It’s not new or unique to hate Mondays, but I think I add some much needed bitter rage to the cliche table of Monday hate. I never liked starting the week. As a student, it was the time when I would see the calm disappointed faces of my professors as they wondered why I thought I could get away with turning in a landfill disguised as a paper. Monday was the day I was required to hobble out of my hermit hole and interact with the bright, loud world. Things have changed now that I teach classes as well as take them. I thought I knew bitterness before. I thought I had something real to complain about. I was so young.
Take a moment and a deep breath. Now, imagine you are sitting in in a cool void of crisp air. Your body can relax fully, and every muscle finally has time to rest. You’ve been working so hard, and now the weight of the world–and the world itself–is gone. There is only you and the void. Somewhere in the distance, you can hear light harp music. Clear, beautiful chords wash over you, and your mind drifts, as if on a slow but persistent river, to a place of pure serenity. Time has no meaning there, but a little part of you remains awake, a tiny coal of tension that never quite burns out. Suddenly, that coal roars to life, and you open your eyes. The cool room, the empty void, the harp music, they’re all gone. Now you’re in a sandbox as big as a football field. It’s humid, you’re sweating profusely and alarms are shrieking in your head, and then a hulking bald man charges toward you–you’re not sure where he came from, but he’s coming after you. The sweating behemoth sends waves of sand in the air with every step. He has tattoos of ambiguous meaning plastered upon his frankly excessive muscles. In his left hand is a small plastic bucket like what children use to make castles at the beach. He stops in front of you, grabs you be the chin, forces your mouth open, and pours bucket after bucket of sand down your throat. You silently beg for death, but there is only sand.

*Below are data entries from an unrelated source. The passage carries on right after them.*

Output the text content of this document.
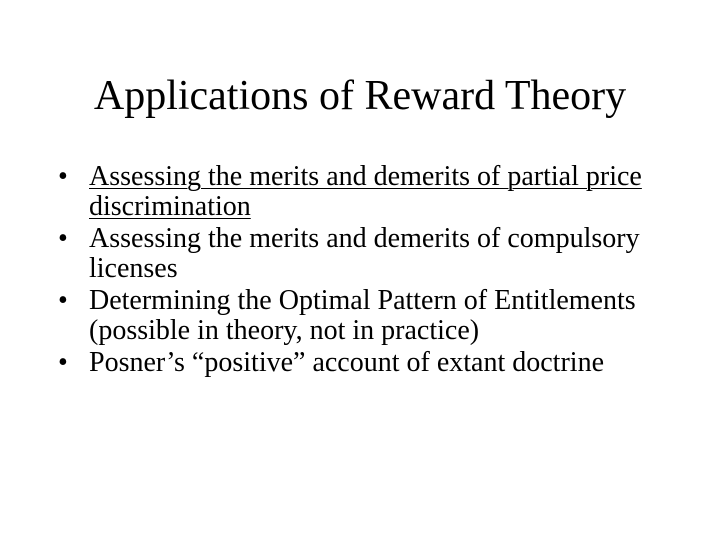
Applications of Reward Theory
• Assessing the merits and demerits of partial price discrimination
• Assessing the merits and demerits of compulsory licenses
• Determining the Optimal Pattern of Entitlements (possible in theory, not in practice)
• Posner’s “positive” account of extant doctrine
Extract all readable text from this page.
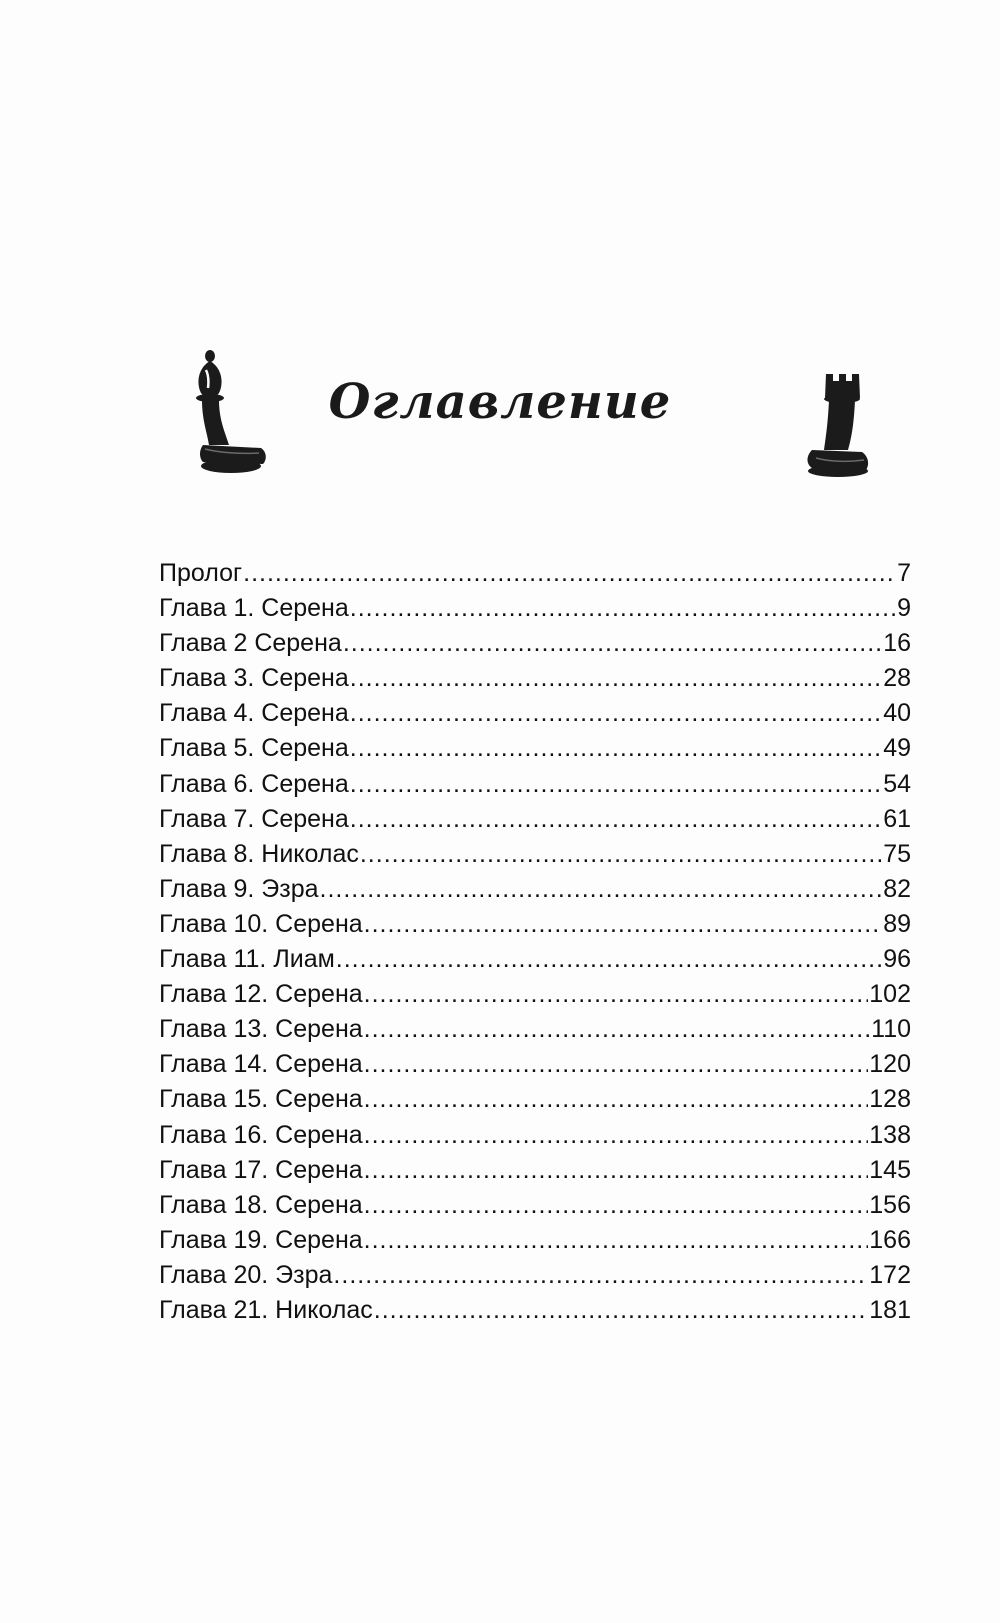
Оглавление
Пролог .....	7
Глава 1. Серена .....	9
Глава 2 Серена .....	16
Глава 3. Серена .....	28
Глава 4. Серена .....	40
Глава 5. Серена .....	49
Глава 6. Серена .....	54
Глава 7. Серена .....	61
Глава 8. Николас .....	75
Глава 9. Эзра .....	82
Глава 10. Серена .....	89
Глава 11. Лиам .....	96
Глава 12. Серена .....	102
Глава 13. Серена .....	110
Глава 14. Серена .....	120
Глава 15. Серена .....	128
Глава 16. Серена .....	138
Глава 17. Серена .....	145
Глава 18. Серена .....	156
Глава 19. Серена .....	166
Глава 20. Эзра .....	172
Глава 21. Николас .....	181
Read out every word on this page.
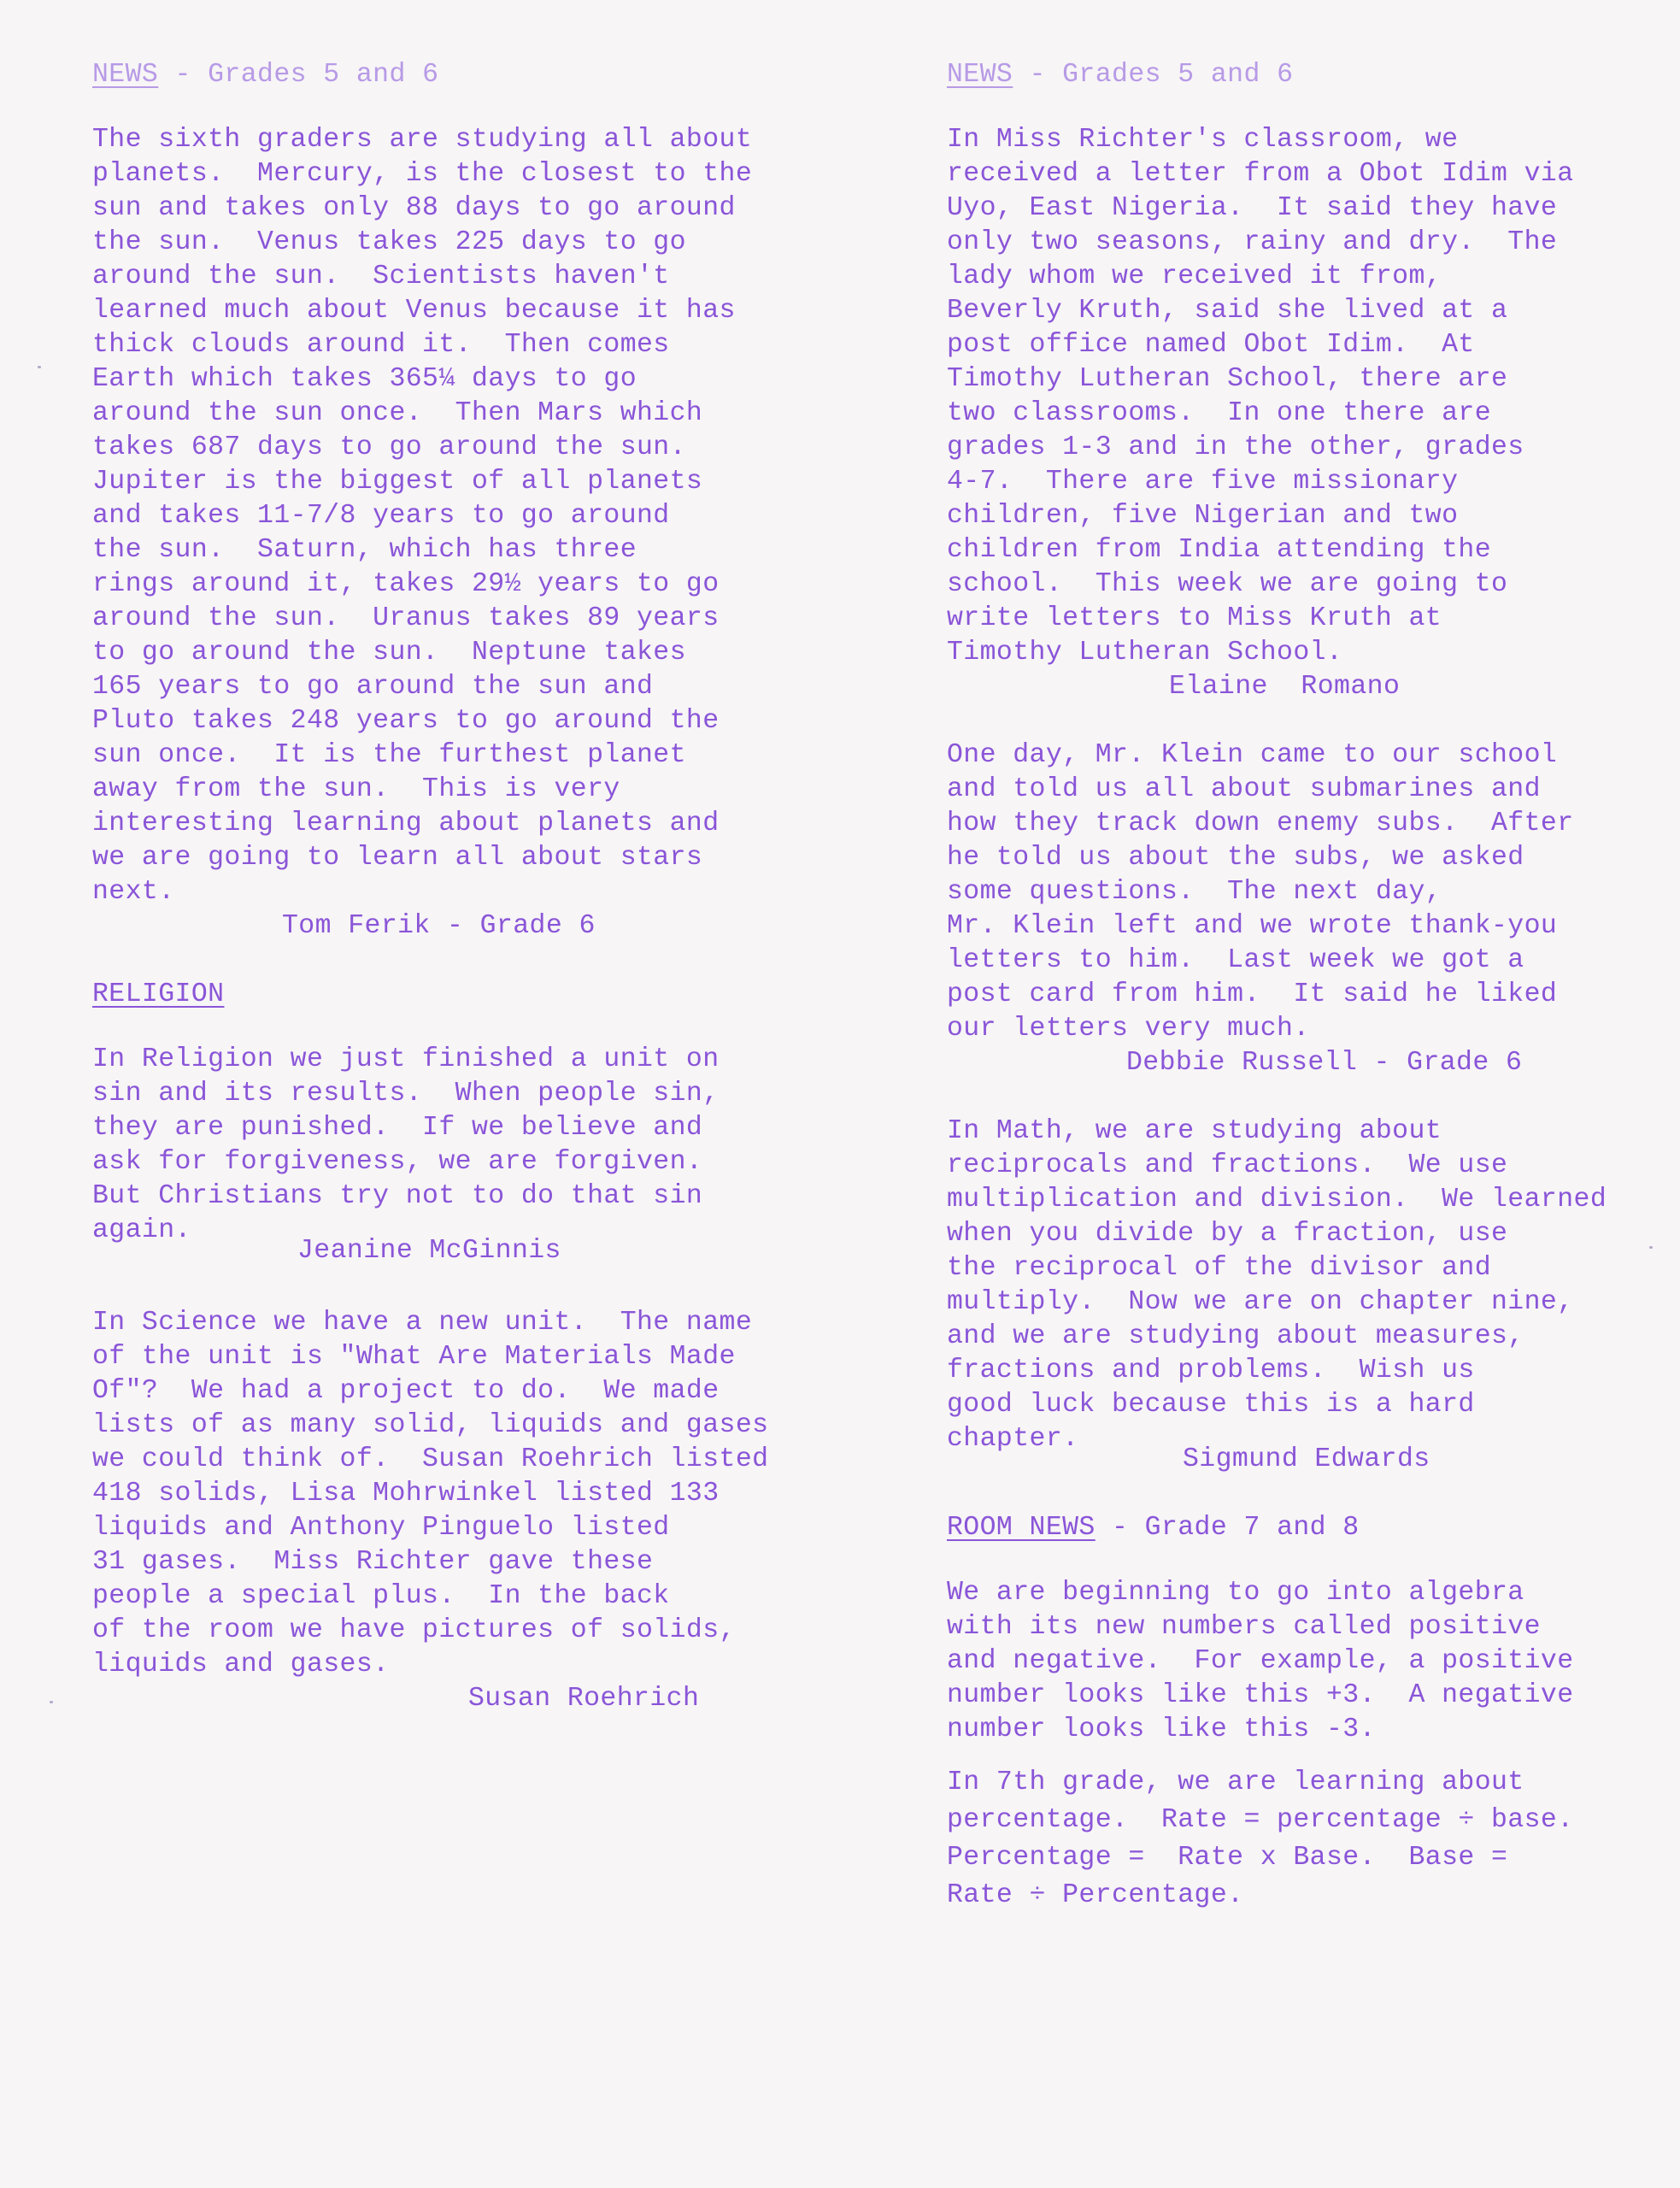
NEWS - Grades 5 and 6
The sixth graders are studying all about
planets.  Mercury, is the closest to the
sun and takes only 88 days to go around
the sun.  Venus takes 225 days to go
around the sun.  Scientists haven't
learned much about Venus because it has
thick clouds around it.  Then comes
Earth which takes 365¼ days to go
around the sun once.  Then Mars which
takes 687 days to go around the sun.
Jupiter is the biggest of all planets
and takes 11-7/8 years to go around
the sun.  Saturn, which has three
rings around it, takes 29½ years to go
around the sun.  Uranus takes 89 years
to go around the sun.  Neptune takes
165 years to go around the sun and
Pluto takes 248 years to go around the
sun once.  It is the furthest planet
away from the sun.  This is very
interesting learning about planets and
we are going to learn all about stars
next.
Tom Ferik - Grade 6
RELIGION
In Religion we just finished a unit on
sin and its results.  When people sin,
they are punished.  If we believe and
ask for forgiveness, we are forgiven.
But Christians try not to do that sin
again.
Jeanine McGinnis
In Science we have a new unit.  The name
of the unit is "What Are Materials Made
Of"?  We had a project to do.  We made
lists of as many solid, liquids and gases
we could think of.  Susan Roehrich listed
418 solids, Lisa Mohrwinkel listed 133
liquids and Anthony Pinguelo listed
31 gases.  Miss Richter gave these
people a special plus.  In the back
of the room we have pictures of solids,
liquids and gases.
Susan Roehrich
NEWS - Grades 5 and 6
In Miss Richter's classroom, we
received a letter from a Obot Idim via
Uyo, East Nigeria.  It said they have
only two seasons, rainy and dry.  The
lady whom we received it from,
Beverly Kruth, said she lived at a
post office named Obot Idim.  At
Timothy Lutheran School, there are
two classrooms.  In one there are
grades 1-3 and in the other, grades
4-7.  There are five missionary
children, five Nigerian and two
children from India attending the
school.  This week we are going to
write letters to Miss Kruth at
Timothy Lutheran School.
Elaine  Romano
One day, Mr. Klein came to our school
and told us all about submarines and
how they track down enemy subs.  After
he told us about the subs, we asked
some questions.  The next day,
Mr. Klein left and we wrote thank-you
letters to him.  Last week we got a
post card from him.  It said he liked
our letters very much.
Debbie Russell - Grade 6
In Math, we are studying about
reciprocals and fractions.  We use
multiplication and division.  We learned
when you divide by a fraction, use
the reciprocal of the divisor and
multiply.  Now we are on chapter nine,
and we are studying about measures,
fractions and problems.  Wish us
good luck because this is a hard
chapter.
Sigmund Edwards
ROOM NEWS - Grade 7 and 8
We are beginning to go into algebra
with its new numbers called positive
and negative.  For example, a positive
number looks like this +3.  A negative
number looks like this -3.
In 7th grade, we are learning about
percentage.  Rate = percentage ÷ base.
Percentage =  Rate x Base.  Base =
Rate ÷ Percentage.
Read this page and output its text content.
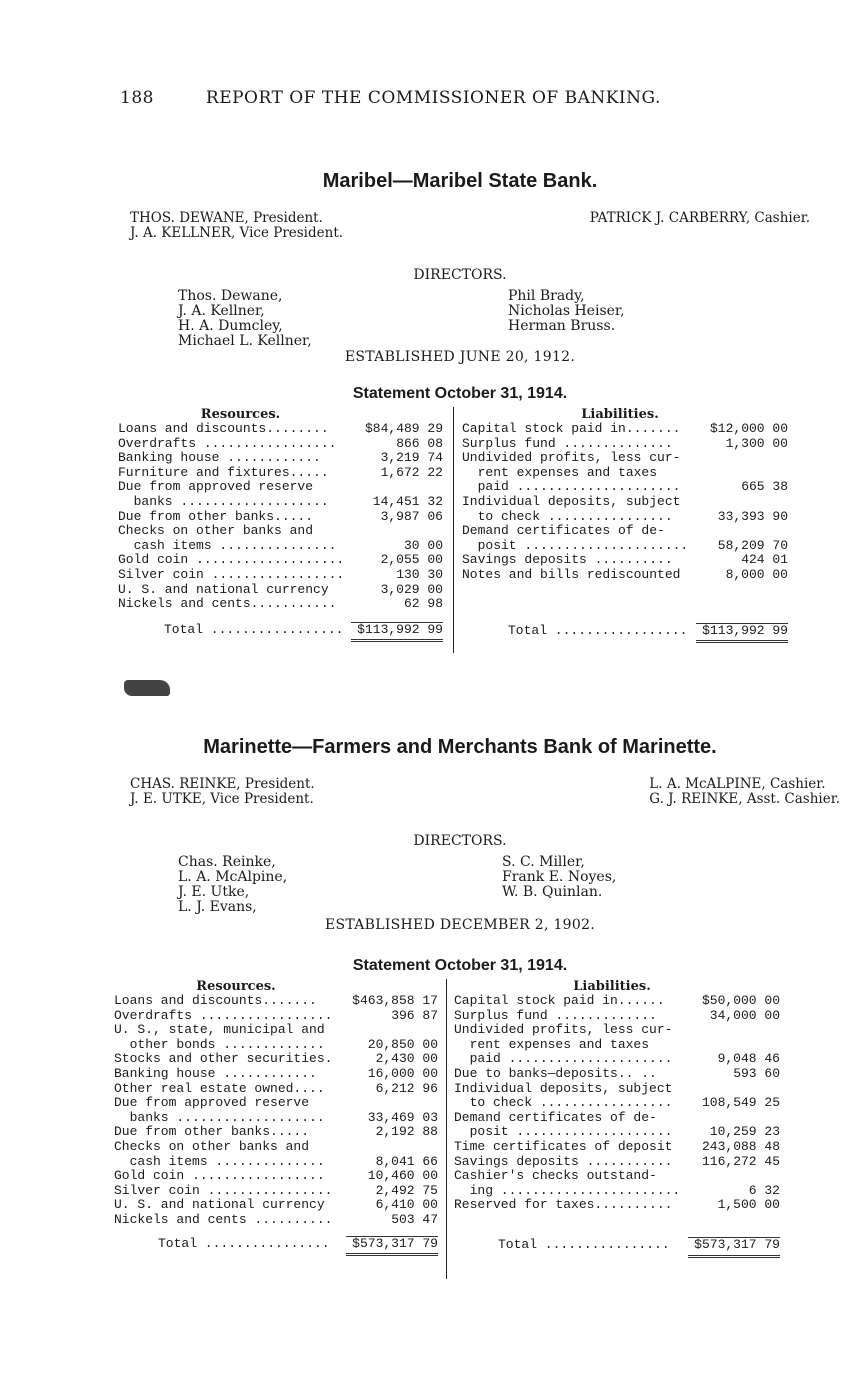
188	REPORT OF THE COMMISSIONER OF BANKING.
Maribel—Maribel State Bank.
THOS. DEWANE, President.
J. A. KELLNER, Vice President.
PATRICK J. CARBERRY, Cashier.
DIRECTORS.
Thos. Dewane,
J. A. Kellner,
H. A. Dumcley,
Michael L. Kellner,
Phil Brady,
Nicholas Heiser,
Herman Bruss.
ESTABLISHED JUNE 20, 1912.
Statement October 31, 1914.
Resources.
Loans and discounts........	$84,489 29
Overdrafts .................	866 08
Banking house ............	3,219 74
Furniture and fixtures.....	1,672 22
Due from approved reserve
banks ...................	14,451 32
Due from other banks.....	3,987 06
Checks on other banks and
cash items ...............	30 00
Gold coin ...................	2,055 00
Silver coin .................	130 30
U. S. and national currency	3,029 00
Nickels and cents...........	62 98
Total .................	$113,992 99
Liabilities.
Capital stock paid in.......	$12,000 00
Surplus fund ..............	1,300 00
Undivided profits, less cur-
rent expenses and taxes
paid .....................	665 38
Individual deposits, subject
to check ................	33,393 90
Demand certificates of de-
posit .....................	58,209 70
Savings deposits ..........	424 01
Notes and bills rediscounted	8,000 00
Total .................	$113,992 99
Marinette—Farmers and Merchants Bank of Marinette.
CHAS. REINKE, President.
J. E. UTKE, Vice President.
L. A. McALPINE, Cashier.
G. J. REINKE, Asst. Cashier.
DIRECTORS.
Chas. Reinke,
L. A. McAlpine,
J. E. Utke,
L. J. Evans,
S. C. Miller,
Frank E. Noyes,
W. B. Quinlan.
ESTABLISHED DECEMBER 2, 1902.
Statement October 31, 1914.
Resources.
Loans and discounts.......	$463,858 17
Overdrafts .................	396 87
U. S., state, municipal and
other bonds .............	20,850 00
Stocks and other securities.	2,430 00
Banking house ............	16,000 00
Other real estate owned....	6,212 96
Due from approved reserve
banks ...................	33,469 03
Due from other banks.....	2,192 88
Checks on other banks and
cash items ..............	8,041 66
Gold coin .................	10,460 00
Silver coin ................	2,492 75
U. S. and national currency	6,410 00
Nickels and cents ..........	503 47
Total ................	$573,317 79
Liabilities.
Capital stock paid in......	$50,000 00
Surplus fund .............	34,000 00
Undivided profits, less cur-
rent expenses and taxes
paid .....................	9,048 46
Due to banks—deposits.. ..	593 60
Individual deposits, subject
to check .................	108,549 25
Demand certificates of de-
posit ....................	10,259 23
Time certificates of deposit	243,088 48
Savings deposits ...........	116,272 45
Cashier's checks outstand-
ing .......................	6 32
Reserved for taxes..........	1,500 00
Total ................	$573,317 79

That’s what Mondays have become for me.
I miss the days when the end of the weekend only meant going to class or being disappointed with my homework. Now, I still do that, but I’ve also got to be the catalyst for the disappointment of others. I’ve seen the hollow-eyed shame as students hand me essays they would rather toss in an active volcano. When I see that look, I try to give a nod of encouragement, some sign that I know what they’re feeling and have also wanted to burn my work rather than let anyone else see it. For a lot of my students, I think I am more of an obstacle than a person, and I understand. I’ve had teachers whose humanity I have actively resisted acknowledging. Every math teacher I’ve ever had has been a robot sent from the future specifically to make me suffer. If any of my kids think I’m a robot, they must imagine the engineer behind my existence is some kind of clown prodigy, able to flawlessly replicate a perfect human form, but deciding instead to build a weird, goofy looking thing with a severe overbite and a frizzy mop on its head.
Sunday is like a bouncer at one of those clubs I’ve never been to. It lets me enjoy myself for a while, and then as the night gets late, it kicks me back into the real world where I’m supposed to be a real person and nothing is serenaded by war drums disguised as music. It’s Monday, and now it’s time to pry myself from the safety of my blankets and go meet with my students.